2009 Portland GSA Annual Meeting (18-21 October 2009)

Paper No. 20
Presentation Time: 9:00 AM-6:00 PM

EROSION AND DEPOSITION BY CROSS-SHELF GLACIAL ADVANCE AS A MECHANISM FOR CHANNEL INCEPTION IN THE SURVEYOR FAN, GULF OF ALASKA


REECE, Robert S., Institute for Geophysics, Jackson School of Geosciences, University of Texas at Austin, JJ Pickle Research Campus, Bldg 196 (ROC), 10100 Burnet Rd. (R2200), Austin, TX 78758, GULICK, Sean P.S., Institute for Geophysics, University of Texas at Austin, J.J. Pickle Research Campus (ROC), 10100 Burnet Rd. (R2200), Austin, TX 78758-4445, JAEGER, John M., Department of Geological Sciences, University of Florida, 241 Williamson Hall, PO Box 112120, Gainesville, FL 32611-2120, CHRISTESON, Gail L., Institute for Geophysics, Univ of Texas at Austin, JJ Pickle Research Campus, Bldg 196 (ROC), 10100 Burnet Rd (R2200), Austin, TX 78758-4445, WORTHINGTON, Lindsay Lowe, Department of Geology and Geophysics, Texas A&M University, College Station, TX 77843-3115 and PAVLIS, Terry, Geological Sciences, University of Texas at El Paso, 500 W. University Ave, El Paso, TX 79968, rsreece@ig.utexas.edu

The collision of the Yakutat Block with the North American plate formed the St. Elias Mts., the highest relief coastal mountains in the world. Uplift of these mountains coupled with glacial erosion since the Miocene has distributed an immense sediment load into the Gulf of Alaska, leading to the formation of the deepwater Surveyor Fan. Due to shelf erosion during local glacial maxima, the only complete record of tectonic/climatic interaction in southern Alaska may exist in the Fan. The primary sequence boundary within the Surveyor Fan correlates to the base of the Surveyor Channel and divides the Fan into upper and lower sequences. The lower sequence is chaotic, containing discontinuous reflectors and mass-transport deposits. The upper sequence has laminated, continuous reflectors and no evident chaotic facies.

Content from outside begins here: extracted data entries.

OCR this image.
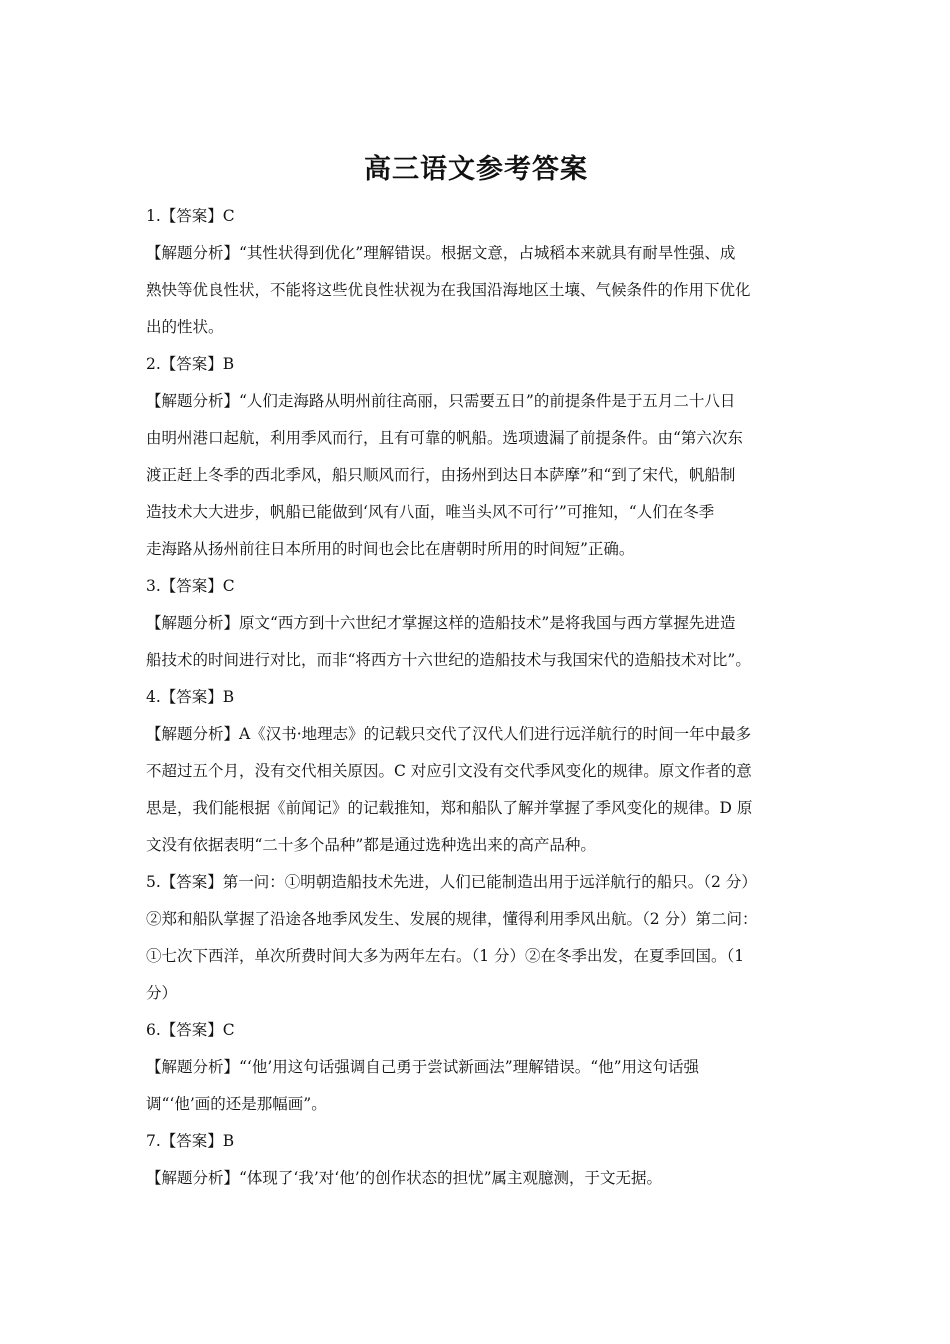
高三语文参考答案

1.【答案】C

【解题分析】“其性状得到优化”理解错误。根据文意，占城稻本来就具有耐旱性强、成

熟快等优良性状，不能将这些优良性状视为在我国沿海地区土壤、气候条件的作用下优化

出的性状。

2.【答案】B

【解题分析】“人们走海路从明州前往高丽，只需要五日”的前提条件是于五月二十八日

由明州港口起航，利用季风而行，且有可靠的帆船。选项遗漏了前提条件。由“第六次东

渡正赶上冬季的西北季风，船只顺风而行，由扬州到达日本萨摩”和“到了宋代，帆船制

造技术大大进步，帆船已能做到‘风有八面，唯当头风不可行’”可推知，“人们在冬季

走海路从扬州前往日本所用的时间也会比在唐朝时所用的时间短”正确。

3.【答案】C

【解题分析】原文“西方到十六世纪才掌握这样的造船技术”是将我国与西方掌握先进造

船技术的时间进行对比，而非“将西方十六世纪的造船技术与我国宋代的造船技术对比”。

4.【答案】B

【解题分析】A《汉书·地理志》的记载只交代了汉代人们进行远洋航行的时间一年中最多

不超过五个月，没有交代相关原因。C 对应引文没有交代季风变化的规律。原文作者的意

思是，我们能根据《前闻记》的记载推知，郑和船队了解并掌握了季风变化的规律。D 原

文没有依据表明“二十多个品种”都是通过选种选出来的高产品种。

5.【答案】第一问：①明朝造船技术先进，人们已能制造出用于远洋航行的船只。（2 分）

②郑和船队掌握了沿途各地季风发生、发展的规律，懂得利用季风出航。（2 分）第二问：

①七次下西洋，单次所费时间大多为两年左右。（1 分）②在冬季出发，在夏季回国。（1

分）

6.【答案】C

【解题分析】“‘他’用这句话强调自己勇于尝试新画法”理解错误。“他”用这句话强

调“‘他’画的还是那幅画”。

7.【答案】B

【解题分析】“体现了‘我’对‘他’的创作状态的担忧”属主观臆测，于文无据。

The head of each channel in the Surveyor system geographically correlates to sea valleys on the shelf, from the buried sea valley at Icy Bay in the west to the Yakobi Valley at Cross Sound in the east. Previous studies postulate that these valleys were carved when glaciers traveled to the shelf edge during the mid-Pleistocene transition, a glacial intensification ~1Ma. Others studies state that glaciers first reached the shelf edge during the onset of Northern Hemisphere glaciation ~2.5Ma. We suggest that whichever climate event spurred the first glacial shelf crossing also initiated the formation of the Surveyor Channel system in the Surveyor Fan due to the formation of the shelf sea valleys. Sediments delivered to the shelf edge through this and subsequent glacial occupations of these shelf valleys exhibit a different seismic facies, a distinct distribution pattern, and greater accumulation rates than in the lower Surveyor Fan sequence. Since the triggering climatic event, terrigenous sediment sourced from the Icy Bay area in the west to the Cross Sound area in the east, including the entire Malaspina Glacier system, is represented by the upper sequence in the Surveyor Fan. However, glacial advances of the Bering Glacier system across the shelf within the Kayak and Bering Troughs appear to be isolated from the upper sequence by a deep slope-toe channel that is bathymetrically continuous with the Aleutian Trench. Thus a substantial part of the St. Elias sediment record is likely not contained within the Fan.